Downing intends a grassroots campaign, “Zoom by Zoom, ultimately door to door, one Democratic town committee to the next one, coffee shop to the next,” positioning himself as a progressive, independent leader focused on major issues including economic and racial injustice, climate change, child care, affordable higher education and transit investment.

As he told The Eagle’s Statehouse reporter, Danny Jin, "a fairer, stronger Massachusetts” requires the state to increase the minimum wage, commit to using 100 percent renewable energy by 2030, raise taxes on top earners and invest more in public infrastructure.

"If we're going to build that type of economy,” Downing said, “we're going to need someone who sees, feels and understands the experiences of families from Pittsfield to East Boston, and can knit together their stories to build the political coalition to win a campaign, and will govern with their experiences at the forefront.”

According to Erin O’Brien, a political science professor at the University of Boston, beating Baker would be tough, “but not as tough as it was a year ago,” since the frustration over the vaccine distribution touches regular voters’ lives in a way few other issues do.

“That’s politics everyone pays attention to, and Charlie Baker’s coming up short there,” O’Brien told The Boston Globe.

Downing lost his greatly admired father, Berkshire District Attorney Gerard Downing, who was only 52 when he died of a heart attack in 2003, after 12 years as chief prosecutor. In 2012, Ben’s younger brother, Nate, 26, died of a genetic heart disease.

In his campaign video released this week, Downing sounded a bit like Joe Biden when he explained that the tragedies “deepened my empathy and fueled my sense of urgency.”

Since he left the state Senate, Downing has criticized Baker’s management of state agencies, including the Registry of Motor Vehicles and the Department of Children and Families, as well as the governor’s recent veto of a climate change bill, which remains under negotiation with state lawmakers.

It was inspiring to hear Downing describe the pandemic as an opportunity to “loudly proclaim that we value people over special interests and that we will emerge from this crisis more resilient.”

“We’ve lost a lot — people close to us, livelihoods, and small businesses,” he said in the campaign video. “Those losses hurt more because they reveal how our leaders failed to build a community and an economy that works for everyone everywhere, that tackles racial justice and climate change.

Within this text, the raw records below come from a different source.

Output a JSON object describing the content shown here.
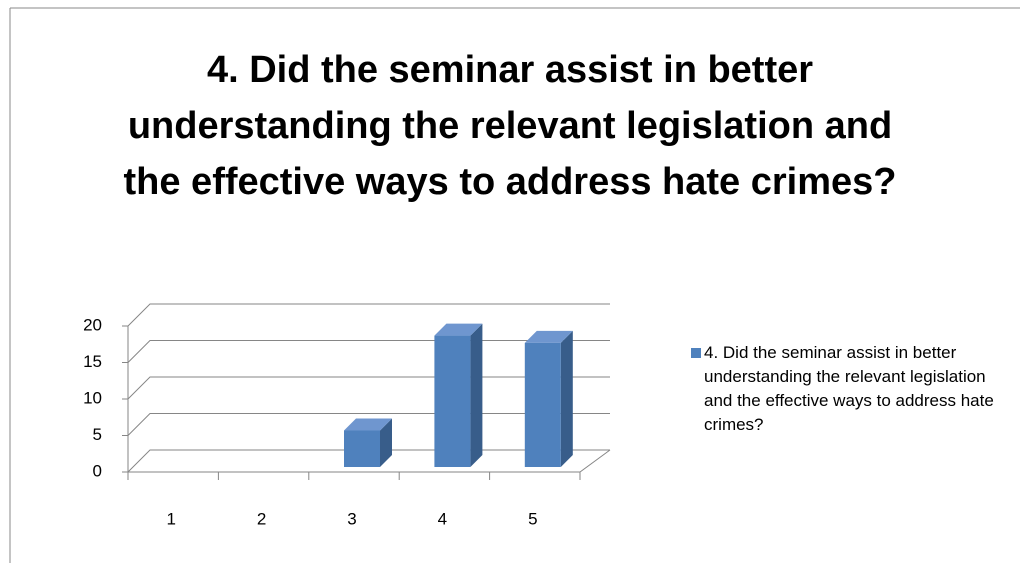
{
  "chart_data": {
    "type": "bar3d",
    "title": "4. Did the seminar assist in better understanding the relevant legislation and the effective ways to address hate crimes?",
    "categories": [
      "1",
      "2",
      "3",
      "4",
      "5"
    ],
    "series": [
      {
        "name": "4. Did the seminar assist in better understanding the relevant legislation and the effective ways to address hate crimes?",
        "color": "#4f81bd",
        "values": [
          0,
          0,
          5,
          18,
          17
        ]
      }
    ],
    "ylim": [
      0,
      20
    ],
    "yticks": [
      0,
      5,
      10,
      15,
      20
    ],
    "grid": true,
    "legend": "right"
  }
}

Growing up, my family reminded us that too many people don’t get the opportunities we did, and we have a responsibility to change that.”

With Baker more vulnerable as his skills as a crisis manager come under greater scrutiny, Downing’s ability to become a formidable and potentially winning candidate for governor should not be underestimated.

It’s worth recalling how former Gov. Deval Patrick emerged as a virtually unknown candidate in 2005 after Mitt Romney declined to run again. Patrick won the Democratic nomination with 49 percent of the vote in a three-way primary, and then defeated Romney’s lieutenant governor, Kerry Healey.

With his unquestioned skills and talent, a combination of good fortune and luck could propel Downing into a long-shot victory that could reshape the state’s political landscape for the benefit of all our residents.